Ik bewonderde de individuen die, naar ik dacht, zonder noemenswaardige oefening tot iets ongelooflijks in staat waren. Dat was de heersende opvatting, dat dacht ik zelf ook. Ik ging pianospelen. Maar toen het buurjongetje het beter bleek te kunnen dan ik, hield ik er acuut weer mee op. Hij had talent, ik niet.
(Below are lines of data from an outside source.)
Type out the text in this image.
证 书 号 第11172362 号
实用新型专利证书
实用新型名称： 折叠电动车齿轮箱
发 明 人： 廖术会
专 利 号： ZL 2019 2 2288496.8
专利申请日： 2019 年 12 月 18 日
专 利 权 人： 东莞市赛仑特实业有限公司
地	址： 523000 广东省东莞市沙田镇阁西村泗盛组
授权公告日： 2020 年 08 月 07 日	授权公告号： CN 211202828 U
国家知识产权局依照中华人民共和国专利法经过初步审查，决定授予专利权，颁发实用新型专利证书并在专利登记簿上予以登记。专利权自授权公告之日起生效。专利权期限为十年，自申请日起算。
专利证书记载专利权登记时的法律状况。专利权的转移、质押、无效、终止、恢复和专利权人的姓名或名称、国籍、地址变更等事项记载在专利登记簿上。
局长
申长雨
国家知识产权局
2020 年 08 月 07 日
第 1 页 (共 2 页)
Die houding staat lijnrecht tegenover de trainingsethiek van Aristoteles, maar ook van iemand als Peter Sloterdijk. Aan zijn eerste hoofdwet van de artesdynamica – Üben, üben, üben – zou ik graag meteen de tweede toevoegen: doorgeven, doorgeven, doorgeven. Het idee dat talent, genialiteit, vanzelf komt bovendrijven, staat lijnrecht tegenover de opvatting dat alles wat boven het menselijke uitsteekt door mensen gemaakt moet worden.
We kunnen de kunstenaar ongelooflijk waarderen, niet zozeer vanwege zijn “originaliteit” als mysterieuze aangeboren eigenschap, maar juist vanwege zijn of haar verworven ambachtelijkheid. Alleen kunstenaars die doordrenkt zijn van de samenleving waarin zij leven, die getekend zijn door de taal die zij spreken, kunnen iets veelbetekenends maken. Kunstenaars leveren een enorme inspanning om iets bijzonders te maken dat herkend wordt in de cultuur waarin zij leven. Ambachtelijke perfectie, letterlijk “volmaaktheid”, is in al haar begrijpelijkheid een groter wonder dan genialiteit zou zijn als het bestond.’